Andrew Sullivan: With Trump, the Pathology Is the Point
It’s perfectly clear by now that the United States does not have a functioning president or administration. It also seems clear that this does not matter to a sizable chunk of the population. They just don’t care — even when it could lead them to lose their lives and their livelihoods. A year ago precisely, Trump’s approval rating was, in FiveThirtyEight’s poll of polls, 53.8 percent disapprove, 41.1 percent approve. This week, the spread was 53.1 percent disapprove and 43 percent approve. Almost identical. None of the events of the last year — impeachment, plague, economic collapse — have had anything but a trivial impact on public opinion.

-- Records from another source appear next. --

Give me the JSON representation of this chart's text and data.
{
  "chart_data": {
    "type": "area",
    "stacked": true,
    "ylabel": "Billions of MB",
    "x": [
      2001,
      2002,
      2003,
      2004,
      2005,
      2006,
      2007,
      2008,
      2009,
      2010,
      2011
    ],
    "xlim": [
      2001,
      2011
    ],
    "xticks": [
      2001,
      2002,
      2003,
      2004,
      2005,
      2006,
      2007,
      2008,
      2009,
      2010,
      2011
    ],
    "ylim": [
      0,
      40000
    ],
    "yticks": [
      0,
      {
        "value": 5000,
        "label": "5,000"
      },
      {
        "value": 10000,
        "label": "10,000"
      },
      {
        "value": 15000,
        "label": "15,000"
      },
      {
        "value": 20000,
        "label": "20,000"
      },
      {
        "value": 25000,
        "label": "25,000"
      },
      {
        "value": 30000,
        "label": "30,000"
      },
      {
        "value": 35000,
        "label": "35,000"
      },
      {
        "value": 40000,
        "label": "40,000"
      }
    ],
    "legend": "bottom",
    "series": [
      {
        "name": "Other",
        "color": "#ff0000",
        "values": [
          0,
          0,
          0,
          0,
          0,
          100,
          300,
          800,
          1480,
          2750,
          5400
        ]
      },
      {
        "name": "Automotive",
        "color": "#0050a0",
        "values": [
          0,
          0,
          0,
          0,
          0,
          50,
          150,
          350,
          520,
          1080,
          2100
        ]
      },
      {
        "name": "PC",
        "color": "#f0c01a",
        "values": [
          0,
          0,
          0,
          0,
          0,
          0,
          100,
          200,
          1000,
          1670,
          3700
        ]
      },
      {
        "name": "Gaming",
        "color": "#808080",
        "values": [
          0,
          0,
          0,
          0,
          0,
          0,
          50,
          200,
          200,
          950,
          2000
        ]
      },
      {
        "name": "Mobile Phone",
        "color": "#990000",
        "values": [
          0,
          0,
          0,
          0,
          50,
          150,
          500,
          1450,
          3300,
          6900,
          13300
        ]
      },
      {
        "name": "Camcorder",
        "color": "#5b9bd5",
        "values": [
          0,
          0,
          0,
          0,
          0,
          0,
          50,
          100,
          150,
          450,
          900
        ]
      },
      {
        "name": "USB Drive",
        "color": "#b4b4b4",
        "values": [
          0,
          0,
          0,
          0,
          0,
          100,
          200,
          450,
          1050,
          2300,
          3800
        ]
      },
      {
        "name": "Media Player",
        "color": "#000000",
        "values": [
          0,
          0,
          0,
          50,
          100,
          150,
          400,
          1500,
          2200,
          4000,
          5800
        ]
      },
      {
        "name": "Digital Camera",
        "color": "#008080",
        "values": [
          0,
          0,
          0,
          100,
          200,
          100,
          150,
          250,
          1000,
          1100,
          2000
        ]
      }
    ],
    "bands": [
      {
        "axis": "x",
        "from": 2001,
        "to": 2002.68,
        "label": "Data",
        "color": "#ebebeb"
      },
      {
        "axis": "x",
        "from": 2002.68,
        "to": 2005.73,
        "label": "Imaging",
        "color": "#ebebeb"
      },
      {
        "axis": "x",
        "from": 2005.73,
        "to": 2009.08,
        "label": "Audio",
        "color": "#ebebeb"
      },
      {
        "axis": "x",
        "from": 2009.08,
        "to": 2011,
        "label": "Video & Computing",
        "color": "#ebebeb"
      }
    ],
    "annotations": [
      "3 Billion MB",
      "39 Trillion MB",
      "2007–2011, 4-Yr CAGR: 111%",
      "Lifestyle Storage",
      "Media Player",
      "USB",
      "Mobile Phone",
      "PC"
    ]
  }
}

Neither, it seems, does the plain evidence of Trump’s derangement. Yesterday, at a Ford plant in Michigan, the president reiterated that he was once named “Man of the Year” in Michigan, something that never happened and an honor that doesn’t exist. He insisted that Obama had left no pandemic preparation behind — “we took over empty cupboards. The cupboards were bare” — which is untrue. He said he owned a lot of Lincolns but then he said he didn’t. When referring to the anti-Semite and Nazi-supporter Henry Ford, he ad-libbed, “Good bloodlines, if you believe in that stuff. Good blood.” In a factory where mask-wearing is legally mandatory and where every other executive was wearing a mask — and one who spoke with a Perspex visor on as well — Trump refused to wear one in public, though he apparently put one on behind the curtain. When asked why he wasn’t wearing one, he said: “I don’t want to give the press the pleasure of seeing it.” The official taxpayer-funded White House trip was also used to give an overtly partisan campaign speech, breaking the law. Just one completely bonkers day from a president who has effectively refused to do the job.